I need to sort a table with 36 million rows and 83 columns. The table columns mostly consist of double values. The table needs to be sorted by a string type column, followed by another string type column and finally by an integer type column.
Execution always failes with an Java heap space error.
To fix this problem I have tried to increase the heap space stepwise until
although my computer only has 8 GB of memory.
Do you have any ideas how to fix this problem?
In the memory policy tab of the Sorter node, does changing the option to "Write to disc" help
Simon, thank you for your answer!
I made a small mistake: I have got 36 million rows, not 3.6 million as mentioned before (I updated my initial post).

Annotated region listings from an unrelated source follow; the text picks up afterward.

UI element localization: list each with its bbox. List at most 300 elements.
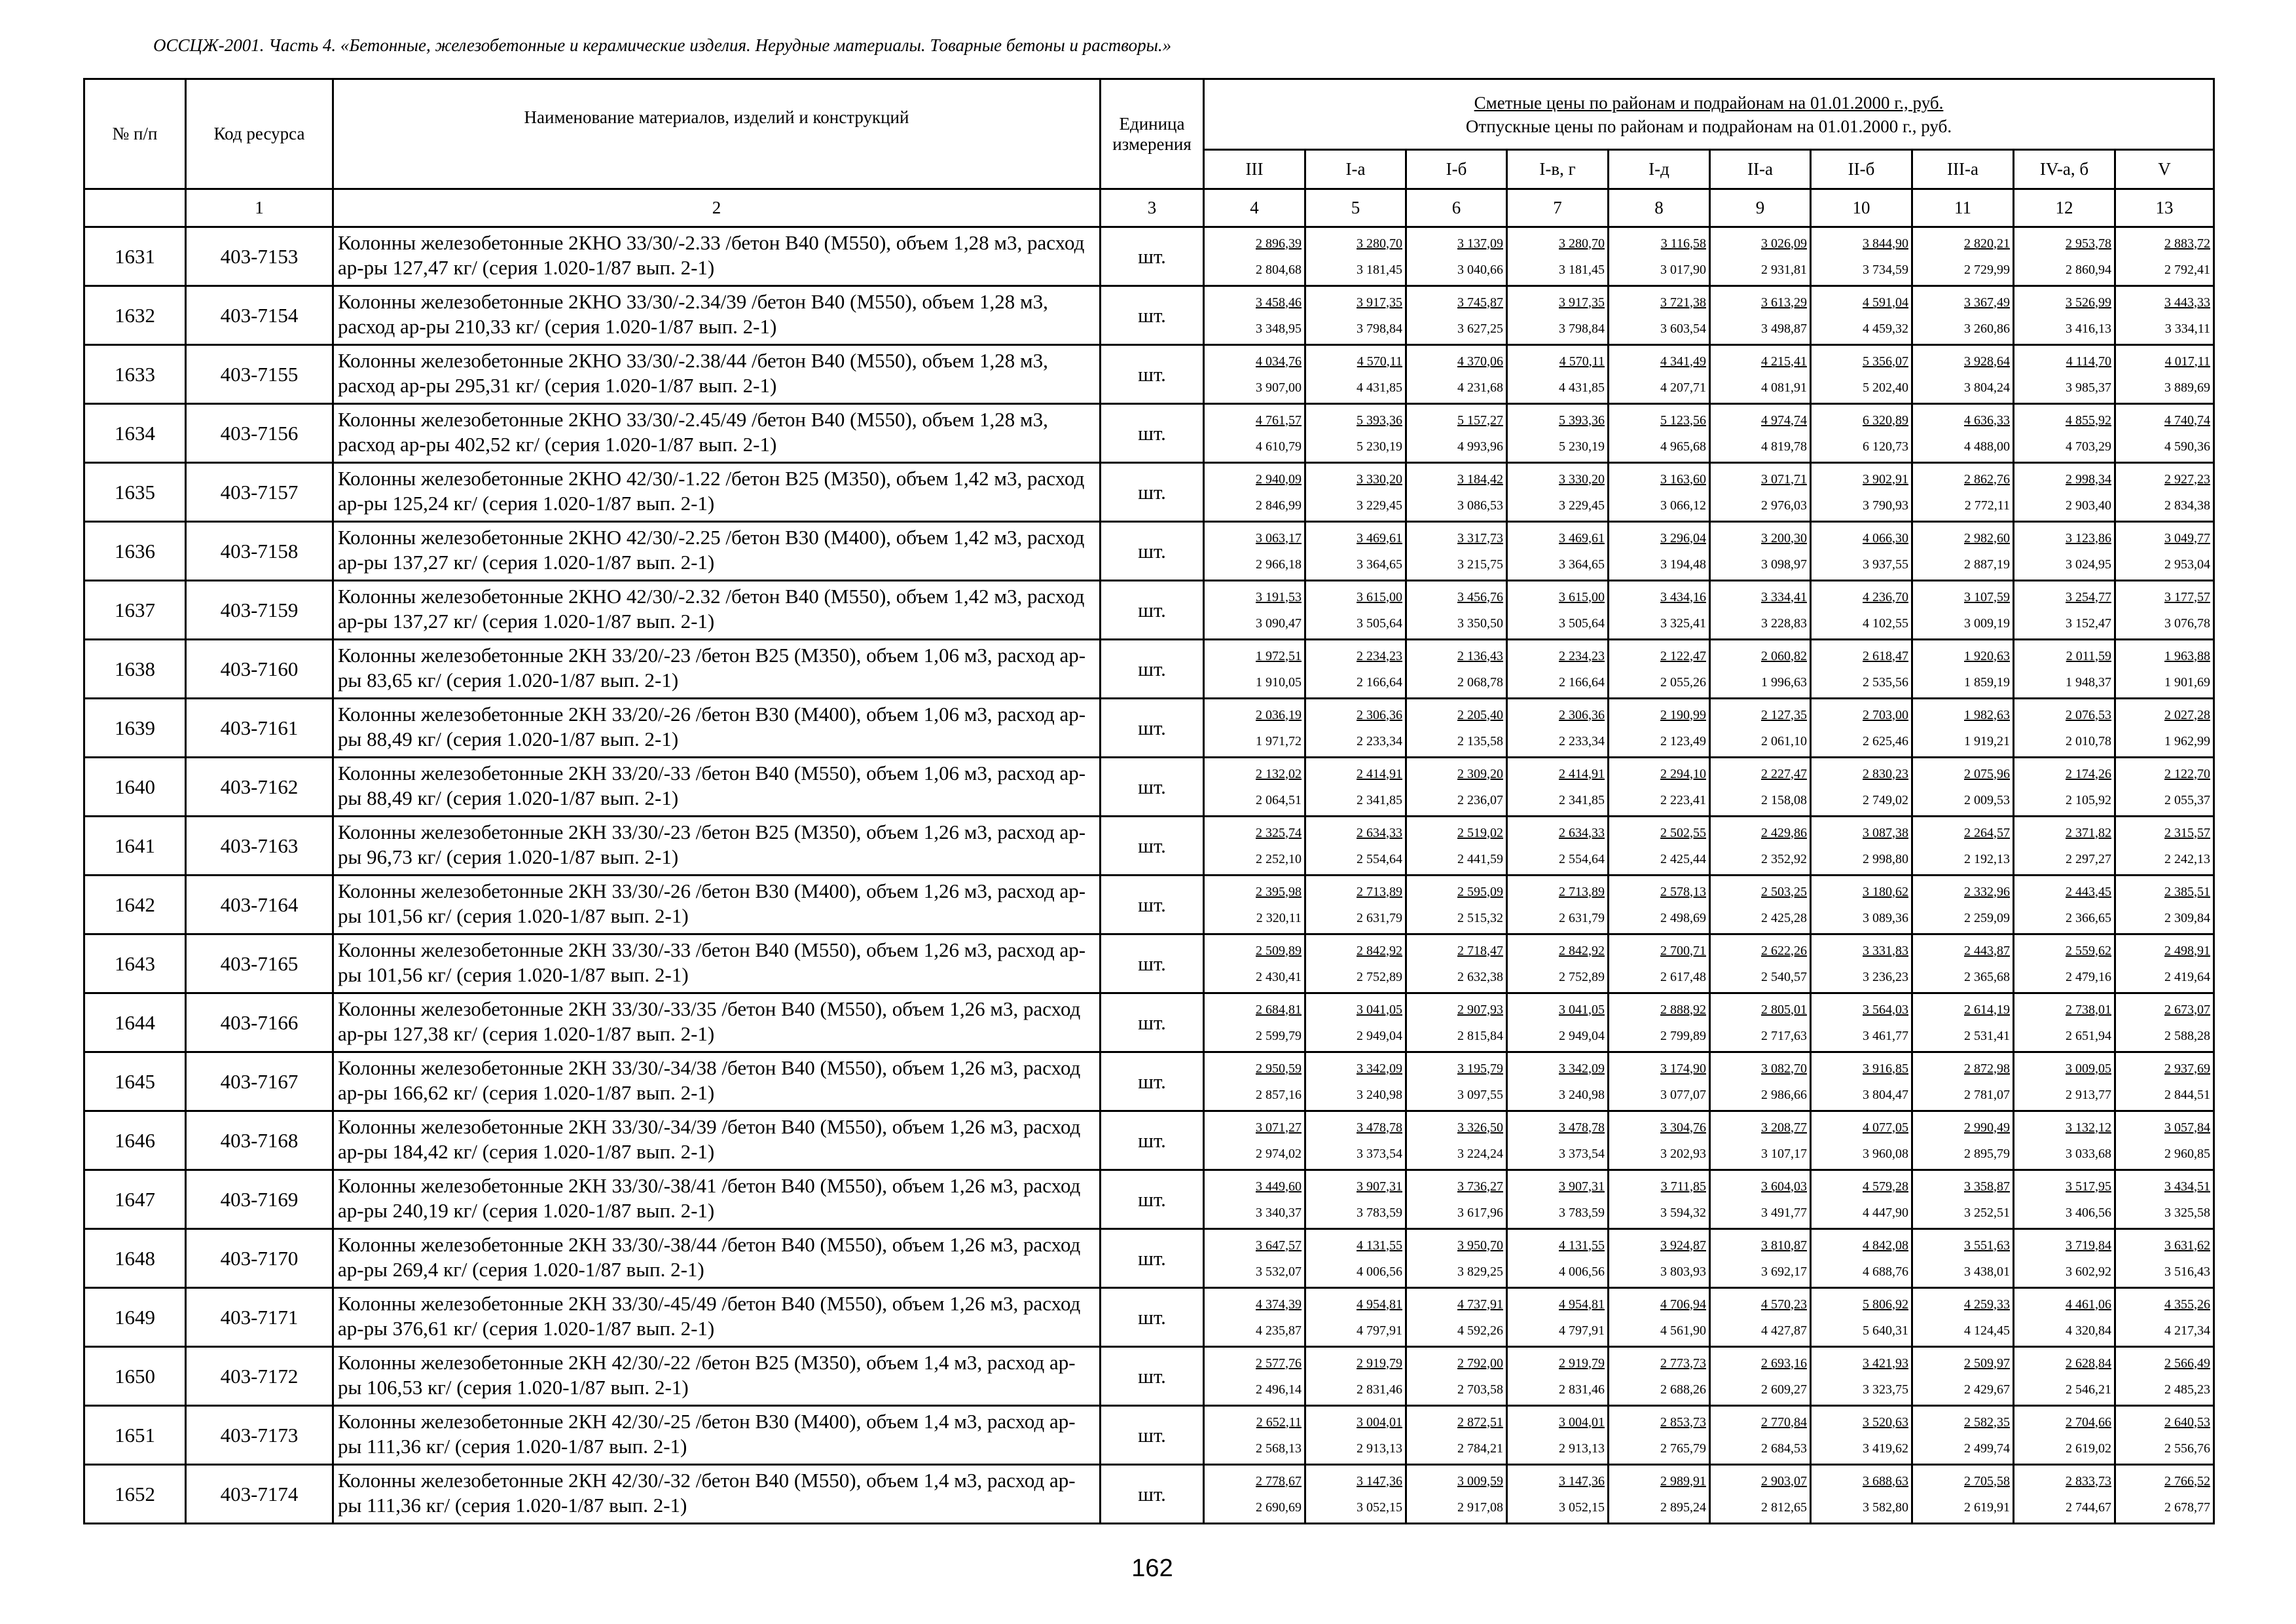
price-cell bbox=[2115, 817, 2214, 876]
estimate-price-value: 4 017,11 bbox=[2164, 354, 2210, 369]
estimate-price bbox=[2014, 938, 2114, 964]
estimate-price-value: 2 634,33 bbox=[1357, 825, 1402, 840]
release-price: 4 447,90 bbox=[1863, 1205, 1908, 1220]
release-price: 3 215,75 bbox=[1457, 557, 1503, 572]
release-price: 2 857,16 bbox=[1256, 1087, 1302, 1102]
item-name: Колонны железобетонные 2КН 33/30/-33/35 /бетон В40 (М550), объем 1,26 м3, расход ар-ры 127,38 кг/ (серия 1.020-1/87 вып. 2-1) bbox=[333, 993, 1101, 1052]
release-price: 3 066,12 bbox=[1660, 498, 1706, 513]
estimate-price bbox=[2116, 879, 2213, 905]
price-cell bbox=[1609, 876, 1710, 934]
unit: шт. bbox=[1101, 934, 1204, 993]
release-price: 2 631,79 bbox=[1357, 910, 1402, 925]
estimate-price-value: 2 315,57 bbox=[2164, 825, 2210, 840]
estimate-price-value: 3 071,27 bbox=[1256, 1120, 1302, 1135]
resource-code: 403-7157 bbox=[186, 463, 333, 522]
estimate-price-value: 2 385,51 bbox=[2164, 884, 2210, 899]
estimate-price-value: 4 570,11 bbox=[1357, 354, 1402, 369]
price-cell bbox=[1305, 345, 1406, 404]
estimate-price-value: 3 711,85 bbox=[1660, 1179, 1706, 1194]
release-price: 2 105,92 bbox=[2066, 792, 2111, 807]
estimate-price-value: 1 920,63 bbox=[1964, 648, 2010, 663]
estimate-price-value: 3 810,87 bbox=[1761, 1238, 1807, 1253]
estimate-price-value: 2 907,93 bbox=[1457, 1002, 1503, 1017]
price-cell bbox=[1204, 1170, 1305, 1229]
release-price: 2 479,16 bbox=[2066, 969, 2111, 984]
release-price: 2 974,02 bbox=[1256, 1146, 1302, 1161]
price-cell bbox=[2014, 758, 2115, 817]
estimate-price bbox=[1306, 1115, 1405, 1141]
estimate-price-value: 3 147,36 bbox=[1357, 1473, 1402, 1488]
estimate-price bbox=[1306, 525, 1405, 551]
district-header: I-в, г bbox=[1507, 150, 1609, 189]
estimate-price bbox=[1609, 1468, 1709, 1494]
resource-code: 403-7154 bbox=[186, 286, 333, 345]
unit: шт. bbox=[1101, 404, 1204, 463]
price-cell bbox=[1912, 817, 2014, 876]
estimate-price-value: 3 049,77 bbox=[2164, 530, 2210, 545]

The option "Write tables to disc" does not help, I tried this before.
I tried reproducing it but it works without any problems. I'm using the "data generator" node (36Miox83) and then sort by the class column + one of the number columns. The sorting completes in less than 5 hours (the CSV file is about 54GB) on a quite old desktop machine.
It also works with much less memory (-Xmx2G) but needs a little longer (5:20h ... more partitions are generated). I would claim it also works with 1G but I guess that's not the point?
Can you give more details on your set up (KNIME version?) or try reproducing it with the output of the data generator node or provide us with your data file (will send you an ftp account, yes).
The hard disk, where KNIME stores the temporary files, was running out of space while executing the node. The moment, the Java heap space error occures, the temporary files are deleted. So I haven't noticed that problem.